Coreograficamente, é um baile aberto (vide) por vezes numa roda que rapidamente se transforma em quadrilha (grupo de quatro bailadores) que gira, cruza, vai ao centro, bate, troca de par, evoluções que originaram várias denominações, como vira de cruz, vira rodado, batido, etc. O nome de “vira” provém do facto de, em certa altura da evolução coreográfica, a roda ou os bailadores alterarem o sentido dessa evolução, passando a bailar em sentido contrário ao que vinham executando, geralmente com gritos de “Vira! Virou!”

É de salientar que no Cancioneiro de Músicas Populares, editado na última década do séc. XIX, apenas foi incluído um vira, notado em 6/8, denominado “Vira Varino”, e aí identificado como sendo uma chula.

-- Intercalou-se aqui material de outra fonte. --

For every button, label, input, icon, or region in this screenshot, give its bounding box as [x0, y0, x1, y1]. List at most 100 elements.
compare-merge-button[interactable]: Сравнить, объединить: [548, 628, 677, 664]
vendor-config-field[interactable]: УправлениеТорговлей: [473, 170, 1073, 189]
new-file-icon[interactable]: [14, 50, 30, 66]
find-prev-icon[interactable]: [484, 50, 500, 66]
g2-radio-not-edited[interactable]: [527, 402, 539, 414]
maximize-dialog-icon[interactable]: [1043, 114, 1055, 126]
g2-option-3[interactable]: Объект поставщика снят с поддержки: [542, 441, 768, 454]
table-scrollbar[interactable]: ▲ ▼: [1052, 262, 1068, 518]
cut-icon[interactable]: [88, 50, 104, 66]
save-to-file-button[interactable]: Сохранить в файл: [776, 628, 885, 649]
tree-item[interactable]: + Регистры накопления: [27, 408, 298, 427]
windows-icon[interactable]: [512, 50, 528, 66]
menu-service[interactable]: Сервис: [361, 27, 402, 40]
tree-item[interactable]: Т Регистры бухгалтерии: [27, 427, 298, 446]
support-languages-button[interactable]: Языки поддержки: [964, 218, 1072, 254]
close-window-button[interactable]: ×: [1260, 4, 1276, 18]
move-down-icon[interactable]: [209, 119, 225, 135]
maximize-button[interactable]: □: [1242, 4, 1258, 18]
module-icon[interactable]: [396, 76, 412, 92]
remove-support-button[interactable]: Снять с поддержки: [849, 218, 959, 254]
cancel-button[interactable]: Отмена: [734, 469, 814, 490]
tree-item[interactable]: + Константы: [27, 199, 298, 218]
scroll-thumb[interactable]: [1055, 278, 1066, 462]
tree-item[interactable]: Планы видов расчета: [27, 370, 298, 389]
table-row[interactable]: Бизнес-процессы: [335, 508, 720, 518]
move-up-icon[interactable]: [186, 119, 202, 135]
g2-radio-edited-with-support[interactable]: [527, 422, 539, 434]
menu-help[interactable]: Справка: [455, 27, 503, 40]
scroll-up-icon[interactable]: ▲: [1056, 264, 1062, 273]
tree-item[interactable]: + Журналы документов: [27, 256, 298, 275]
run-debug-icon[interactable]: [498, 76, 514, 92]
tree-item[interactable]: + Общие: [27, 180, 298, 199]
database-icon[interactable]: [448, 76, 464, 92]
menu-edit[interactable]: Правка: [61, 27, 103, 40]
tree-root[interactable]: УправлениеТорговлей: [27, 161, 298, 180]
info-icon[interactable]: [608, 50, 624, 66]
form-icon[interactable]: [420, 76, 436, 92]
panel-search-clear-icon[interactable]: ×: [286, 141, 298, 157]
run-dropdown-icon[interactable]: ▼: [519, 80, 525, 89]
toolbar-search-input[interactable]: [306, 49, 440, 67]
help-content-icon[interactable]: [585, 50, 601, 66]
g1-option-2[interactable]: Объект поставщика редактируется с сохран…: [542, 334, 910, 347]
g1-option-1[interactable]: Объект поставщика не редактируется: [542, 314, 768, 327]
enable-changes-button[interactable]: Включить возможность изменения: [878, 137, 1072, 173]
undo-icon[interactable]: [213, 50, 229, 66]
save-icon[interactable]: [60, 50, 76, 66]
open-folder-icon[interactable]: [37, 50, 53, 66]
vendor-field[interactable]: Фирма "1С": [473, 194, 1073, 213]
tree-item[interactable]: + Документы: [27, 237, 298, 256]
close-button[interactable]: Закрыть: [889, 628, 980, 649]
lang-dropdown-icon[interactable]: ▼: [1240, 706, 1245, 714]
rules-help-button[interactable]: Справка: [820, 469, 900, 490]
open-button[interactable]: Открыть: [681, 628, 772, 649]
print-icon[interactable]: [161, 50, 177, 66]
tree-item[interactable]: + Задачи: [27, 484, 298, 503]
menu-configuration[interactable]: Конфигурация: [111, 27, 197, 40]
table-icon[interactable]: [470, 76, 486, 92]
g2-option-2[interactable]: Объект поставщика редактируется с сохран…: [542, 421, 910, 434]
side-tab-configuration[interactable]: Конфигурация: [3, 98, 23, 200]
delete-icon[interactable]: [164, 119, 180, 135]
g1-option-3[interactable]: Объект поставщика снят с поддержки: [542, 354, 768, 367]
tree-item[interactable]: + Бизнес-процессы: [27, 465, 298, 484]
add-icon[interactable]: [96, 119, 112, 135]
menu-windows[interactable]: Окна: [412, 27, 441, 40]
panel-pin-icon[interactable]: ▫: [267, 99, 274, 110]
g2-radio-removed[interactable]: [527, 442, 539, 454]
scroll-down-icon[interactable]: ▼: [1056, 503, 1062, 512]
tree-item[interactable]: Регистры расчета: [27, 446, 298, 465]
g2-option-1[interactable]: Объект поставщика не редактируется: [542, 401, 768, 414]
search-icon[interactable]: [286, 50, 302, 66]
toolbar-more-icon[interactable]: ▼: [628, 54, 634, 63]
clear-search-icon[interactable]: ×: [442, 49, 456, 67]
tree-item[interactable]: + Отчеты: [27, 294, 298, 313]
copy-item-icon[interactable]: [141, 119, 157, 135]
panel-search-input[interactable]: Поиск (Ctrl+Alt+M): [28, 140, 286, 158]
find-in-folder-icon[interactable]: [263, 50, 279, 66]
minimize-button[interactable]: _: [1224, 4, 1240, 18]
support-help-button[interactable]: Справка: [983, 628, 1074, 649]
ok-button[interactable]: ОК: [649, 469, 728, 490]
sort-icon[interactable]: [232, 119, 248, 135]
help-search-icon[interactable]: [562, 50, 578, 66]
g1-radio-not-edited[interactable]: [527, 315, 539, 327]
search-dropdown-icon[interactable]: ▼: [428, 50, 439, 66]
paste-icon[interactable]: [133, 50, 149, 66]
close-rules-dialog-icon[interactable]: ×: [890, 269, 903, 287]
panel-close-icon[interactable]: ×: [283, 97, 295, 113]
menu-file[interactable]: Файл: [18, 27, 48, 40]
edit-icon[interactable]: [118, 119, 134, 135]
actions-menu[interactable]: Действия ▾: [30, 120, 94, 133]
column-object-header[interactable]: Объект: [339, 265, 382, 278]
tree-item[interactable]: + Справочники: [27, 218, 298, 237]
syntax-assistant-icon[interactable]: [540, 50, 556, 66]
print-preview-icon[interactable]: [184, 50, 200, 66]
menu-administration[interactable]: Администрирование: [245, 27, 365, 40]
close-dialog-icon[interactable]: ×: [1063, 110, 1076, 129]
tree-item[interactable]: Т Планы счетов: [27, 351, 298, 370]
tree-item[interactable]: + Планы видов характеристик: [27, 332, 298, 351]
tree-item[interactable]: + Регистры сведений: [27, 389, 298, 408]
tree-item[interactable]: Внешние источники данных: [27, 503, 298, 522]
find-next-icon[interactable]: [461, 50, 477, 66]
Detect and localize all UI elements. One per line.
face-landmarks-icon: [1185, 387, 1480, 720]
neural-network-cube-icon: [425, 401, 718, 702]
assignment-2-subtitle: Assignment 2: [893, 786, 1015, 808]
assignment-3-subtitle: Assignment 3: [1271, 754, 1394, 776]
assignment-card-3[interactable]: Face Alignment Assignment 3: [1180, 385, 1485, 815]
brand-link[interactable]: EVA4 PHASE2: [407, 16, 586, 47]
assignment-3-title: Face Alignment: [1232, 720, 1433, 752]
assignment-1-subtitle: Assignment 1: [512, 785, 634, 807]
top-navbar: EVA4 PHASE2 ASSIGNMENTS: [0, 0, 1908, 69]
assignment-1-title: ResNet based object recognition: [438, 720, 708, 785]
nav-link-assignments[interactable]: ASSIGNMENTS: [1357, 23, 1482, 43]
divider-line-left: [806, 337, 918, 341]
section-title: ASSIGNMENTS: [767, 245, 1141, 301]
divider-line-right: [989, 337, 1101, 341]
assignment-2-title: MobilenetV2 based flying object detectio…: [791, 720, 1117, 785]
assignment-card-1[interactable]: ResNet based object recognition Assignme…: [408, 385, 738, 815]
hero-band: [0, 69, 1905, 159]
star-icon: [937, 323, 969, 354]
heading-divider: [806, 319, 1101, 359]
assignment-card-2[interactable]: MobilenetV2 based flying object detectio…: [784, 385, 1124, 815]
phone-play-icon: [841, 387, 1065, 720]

Em face do compasso, admite-se que esta última denominação provenha do facto de o colector considerar esta dança como “popular”, de gente “baixa ou chula” – v. Chula. Recolhido nas praias do Furadouro, Ovar, o colector informou que ali era conhecido por Vira do Minho. Esta ligação do vira à província minhota, feita nos anos 1890, é importante porque demonstra que já nessa época era estabelecida essa relação, pelo menos quanto a este vira em concreto (poderia haver na localidade outros viras que não fossem “do Minho”). Em face da ausência de outras notícias oitocentistas, não se pode ir muito além disto. Poderia, pois, ter-se dado o caso de os viras do Minho terem uma tal preponderância em relação aos de outras províncias que se expandiu a ideia de que os viras eram originários desta província. Como quer que seja, ou tenha sido, a verdade é que ao longo do séc. XX os investigadores registaram viras em outras províncias – v. infra a discografia, nomeadamente a referente a Armando Leça.

A sua coreografia é assim descrita na mencionada notícia oitocentista: “Em grande roda, vão os pares girando sobre a esquerda, balanceando-se durante a quadra. No estribilho, cada par, de braços erguidos, dando estalinhos com os dedos, roda sobre si independentemente e cada indivíduo gira sobre si mesmo acompanhando a música e virando conforme diz a letra”.

Para se poder avaliar e estudar as origens do vira, do fandango, da tirana, das saias, danças todas elas de base ternária e provavelmente situadas, como se disse, na antiga seguidilha, é importante reproduzir a observação de César das Neves, em nota de rodapé a este Vira varino: “Tanto a música como a dança recorda-nos um fandango andaluz” – v. Fandango.

Discografia: Portugal – Raízes Musicais, de José Alberto Sardinha, BMG/Jornal de Notícias 1997, CD 1, Faixa 3 (Barcelos), CD 3, faixa 1 (Murtosa). Recolhas de Armando Leça, inéditas, arquivo RDP, bobine AF-459 (Bucos, Cabeceira de Basto), AF-523 (Palmeira, Braga e Vila Verde), AF-527 (Lordelo, Paredes), AF-528 (Paços de Ferreira), AF-529 (Ovar), AF-530 (Estarreja), AF-531 (Bom Sucesso, Aveiro e Vila da Feira), AF-532 (Condeixa e Coimbra), AF-538 (Outeiro, Sertã), AF-536 (S. Pedro do Sul).